Consciência Negra

Ensino superior ainda é 70% branco no país

Em cada dez pessoas que se formam nas faculdades do país, só três são negras

Por Queila Ariadne
Publicado em 20 de novembro de 2018 | 03:00
 
 
“Costumo ignorar (o racismo). Se for gritante, minha arma para lidar é a inteligência. Quem não entende que o valor vem da pessoa e não da cor é alguém muito pequeno.” - Zaira Pereira, Advogada criminalista Foto: Fred Magno

Sete em cada dez pessoas que se formam no ensino superior são brancas. Um recorte da Síntese dos Indicadores Sociais (SIS), do Instituto Brasileiro de Geografia e Estatística (IBGE), revela que os filhos de pais brancos têm muito mais chance de concluir um curso, o que é realidade para 49,5% dessa fatia da população. Já entre os filhos de pardos e negros, apenas 28,4% conseguem. Não por acaso, Marcelo de Souza Pereira, 37, que estudou todo o ensino fundamental e médio em escola pública, era praticamente o único negro da faculdade de administração de uma universidade privada. Também não é por acaso que hoje é o único negro a ocupar um cargo de gerência entre os 12 gestores das unidades do Ibmec em Minas Gerais, Rio de Janeiro, São Paulo e no Distrito Federal.

“No começo do meu curso, minha turma tinha três ou quatro negros, mas só eu me formei. Esse é o retrato de quase tudo que passei, onde, na maioria das vezes, eu era o único negro. Mas nunca deixei que isso me abatesse”, destaca Pereira, que é gerente de operações do Ibmec. Em sua trajetória, passou por situações de preconceito como chegar ao fim de processos de seleção pelo ótimo currículo, mas ser barrado na fase de entrevistas. No entanto, ficou a sensação de desafio cumprido. “Contra o preconceito, minha arma é a perseverança, a busca pelo conhecimento e a certeza de que ninguém é melhor do que ninguém”, conta.

Dos sete filhos, criados por uma mãe solteira em Contagem, região metropolitana de Belo Horizonte, cinco concluíram o ensino superior e os outros dois também são bem-sucedidos. Para a nova geração dessa família, fazer faculdade já é algo mais natural. Na família do matemático e educador financeiro Aender Diniz Pereira, 42, ele foi o primeiro a se graduar. Depois, cuidou para que as irmãs também conseguissem.
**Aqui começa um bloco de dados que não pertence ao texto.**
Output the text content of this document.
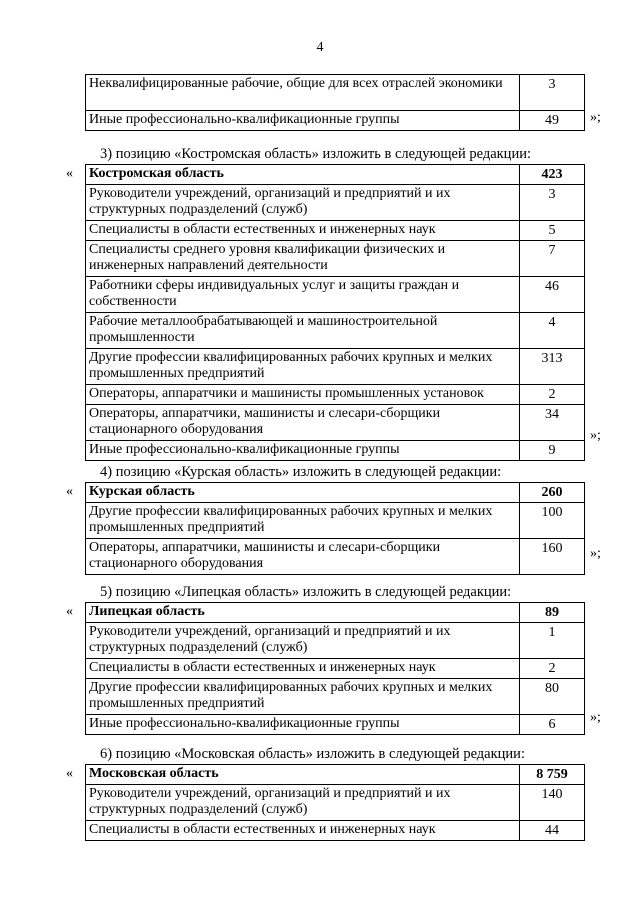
4
Неквалифицированные рабочие, общие для всех отраслей экономики	3
Иные профессионально-квалификационные группы	49 »;
3) позицию «Костромская область» изложить в следующей редакции:
« Костромская область	423
Руководители учреждений, организаций и предприятий и их структурных подразделений (служб)	3
Специалисты в области естественных и инженерных наук	5
Специалисты среднего уровня квалификации физических и инженерных направлений деятельности	7
Работники сферы индивидуальных услуг и защиты граждан и собственности	46
Рабочие металлообрабатывающей и машиностроительной промышленности	4
Другие профессии квалифицированных рабочих крупных и мелких промышленных предприятий	313
Операторы, аппаратчики и машинисты промышленных установок	2
Операторы, аппаратчики, машинисты и слесари-сборщики стационарного оборудования	34
Иные профессионально-квалификационные группы	9
»;
4) позицию «Курская область» изложить в следующей редакции:
« Курская область	260
Другие профессии квалифицированных рабочих крупных и мелких промышленных предприятий	100
Операторы, аппаратчики, машинисты и слесари-сборщики стационарного оборудования	160 »;
5) позицию «Липецкая область» изложить в следующей редакции:
« Липецкая область	89
Руководители учреждений, организаций и предприятий и их структурных подразделений (служб)	1
Специалисты в области естественных и инженерных наук	2
Другие профессии квалифицированных рабочих крупных и мелких промышленных предприятий	80
Иные профессионально-квалификационные группы	6 »;
6) позицию «Московская область» изложить в следующей редакции:
« Московская область	8 759
Руководители учреждений, организаций и предприятий и их структурных подразделений (служб)	140
Специалисты в области естественных и инженерных наук	44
Fernanda virou técnica em enfermagem. Zaira é advogada criminalista.

“Nossa vida foi muito difícil. Somos filhos de pais favelados, meu pai morreu aos 29 anos, e minha mãe nos criou. Educação é a ferramenta que muda o patamar dos pobres que, por questões históricas, em sua maioria são negros”, destaca Pereira, que escolheu educar. Há seis anos, ele é dono do cursinho preparatório onde a irmã Zaira dá aulas de direitos humanos e direito penal.

Criminalista, Zaira já sentiu na pele o preconceito duplo por ser mulher e negra, mas tem uma estratégia. “Se acontece algo, costumo ignorar. Se for gritante, minha arma para lidar com a situação é a inteligência. Acho que quem não entende que o valor vem da pessoa e não da cor é alguém muito pequeno”, afirma Zaira, que está fazendo mestrado.

 

Negros e pardos começam mais cedo

Em média, quatro a cada dez brasileiros começam a trabalhar com carteira assinada antes dos 15 anos. Entre os brancos, o percentual é de 36,5%. Entre os pardos e negros, sobe para 42,3%. Os dados são da Síntese dos Indicadores Sociais (SIS) do IBGE. “Eu comecei a trabalhar muito cedo, com 14 anos, como balconista e auxiliar de serviços gerais. Fui de faxineiro a matemático e educador financeiro, com muita luta e muito orgulho. Acredito que, independentemente de raça, cor ou religião, o que muda a vida de alguém é o seu potencial”, afirma Aender Pereira, 42.

No caso do gerente de operações do Ibmec Marcelo de Souza Pereira, a educação também foi o caminho para romper o preconceito no mercado de trabalho. “Meu primeiro emprego foi como apanhador de bolinhas de tênis no clube. Saí de lá gerente de todos os restaurantes e lanchonetes. Depois, fui para a faculdade”, lembra.

Outro dado da pesquisa revela que, entre a fatia da população com os 10% dos menores rendimentos, 78,5% são pardos e negros. Já entre os 10% com maiores rendimentos, cai para 24,8%. Entre os jovens que nem estudam nem trabalham, a taxa de desocupação é de 21,2% para os brancos. Entre os pardos e pretos, sobe para 29,1% e, se forem mulheres, 37,6%.